よりにもよってドラゴンの顔に、最も苦手とするオリム中将がはめ込まれていたもので。
「やべええええーっ! SUN値が、オレのSUN値が下がるううー! こ、これが一番のバg」
台詞を言い終わる事なく倒れた彼を、冬馬が助け起こす。
「どうしたんだ!」
【へんじがない ただのしかばねのようだ】
「おおおい、こんなことで死ぬなあ!」
『お前達の知らぬ遠き過去より、この瞬間を待って待って待ち侘びて幾星霜‥‥私はついに究極の力を手に入れ』
魔王が喋り続けている間に憐は背後へ回り、長い尻尾の先をズバンと切り落とした。
『‥‥話が終わっとらんのに攻撃するなああ!』
●
ゲームから覚めた憐は、眠気覚ましのカレーを飲みつつ、ゲーム会社のアンケートに答えている。
「で、どうでした?」
「‥‥ん。

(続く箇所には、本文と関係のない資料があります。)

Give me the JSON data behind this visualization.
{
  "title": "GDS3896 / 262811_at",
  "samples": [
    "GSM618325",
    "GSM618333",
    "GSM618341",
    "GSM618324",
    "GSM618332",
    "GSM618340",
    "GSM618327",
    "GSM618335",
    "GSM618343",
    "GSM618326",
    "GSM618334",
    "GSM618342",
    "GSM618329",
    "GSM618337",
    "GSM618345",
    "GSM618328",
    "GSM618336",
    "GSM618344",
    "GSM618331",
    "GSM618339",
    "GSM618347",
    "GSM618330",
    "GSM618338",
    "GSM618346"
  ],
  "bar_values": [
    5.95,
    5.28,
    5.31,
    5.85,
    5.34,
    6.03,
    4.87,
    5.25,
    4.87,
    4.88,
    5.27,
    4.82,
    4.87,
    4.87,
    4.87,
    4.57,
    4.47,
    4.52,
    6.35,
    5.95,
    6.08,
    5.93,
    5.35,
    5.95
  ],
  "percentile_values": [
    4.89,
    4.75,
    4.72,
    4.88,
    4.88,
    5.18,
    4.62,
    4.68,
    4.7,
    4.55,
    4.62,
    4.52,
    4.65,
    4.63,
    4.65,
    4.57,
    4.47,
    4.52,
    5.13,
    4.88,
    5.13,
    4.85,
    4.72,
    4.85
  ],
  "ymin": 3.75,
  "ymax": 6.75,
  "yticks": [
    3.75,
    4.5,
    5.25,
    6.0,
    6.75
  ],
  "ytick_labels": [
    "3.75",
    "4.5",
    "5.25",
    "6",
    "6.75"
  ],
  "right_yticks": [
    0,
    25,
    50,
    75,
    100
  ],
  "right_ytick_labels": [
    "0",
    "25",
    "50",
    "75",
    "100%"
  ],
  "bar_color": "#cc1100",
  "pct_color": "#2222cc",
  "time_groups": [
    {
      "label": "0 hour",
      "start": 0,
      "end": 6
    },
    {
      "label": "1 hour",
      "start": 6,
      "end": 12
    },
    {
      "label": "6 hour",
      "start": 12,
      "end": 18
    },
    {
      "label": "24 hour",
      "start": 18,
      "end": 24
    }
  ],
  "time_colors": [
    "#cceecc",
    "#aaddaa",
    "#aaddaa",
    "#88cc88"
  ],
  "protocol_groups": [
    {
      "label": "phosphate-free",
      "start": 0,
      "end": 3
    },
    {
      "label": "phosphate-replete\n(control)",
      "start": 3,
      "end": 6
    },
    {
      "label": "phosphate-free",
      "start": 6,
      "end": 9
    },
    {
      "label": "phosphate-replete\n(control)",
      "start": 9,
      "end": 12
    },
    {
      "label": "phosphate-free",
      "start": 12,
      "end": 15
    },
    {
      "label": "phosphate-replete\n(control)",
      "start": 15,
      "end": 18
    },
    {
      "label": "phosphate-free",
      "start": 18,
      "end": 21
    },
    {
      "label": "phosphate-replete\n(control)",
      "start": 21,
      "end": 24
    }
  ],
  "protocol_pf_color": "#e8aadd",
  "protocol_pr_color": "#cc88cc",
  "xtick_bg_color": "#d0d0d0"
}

ボスが。話している。最中にも。攻撃出来るね。無防備な所を。丸焼きにして。楽に。食せた」
フェンダーはヤクルトをストローで飲み、苦情を漏らす。
「バグだらけじゃったぞ‥‥特にモンスター関係が‥‥」
「いえ、あれは仕様です」
「何、あれが仕様なのか、それじゃあ仕様がないのう」
ほかの人間も次々起きてくる。欠伸をしながら。
そのうちで一番遅い紫狼のカプセルを覗いてみたフェンダーは、汗をかく。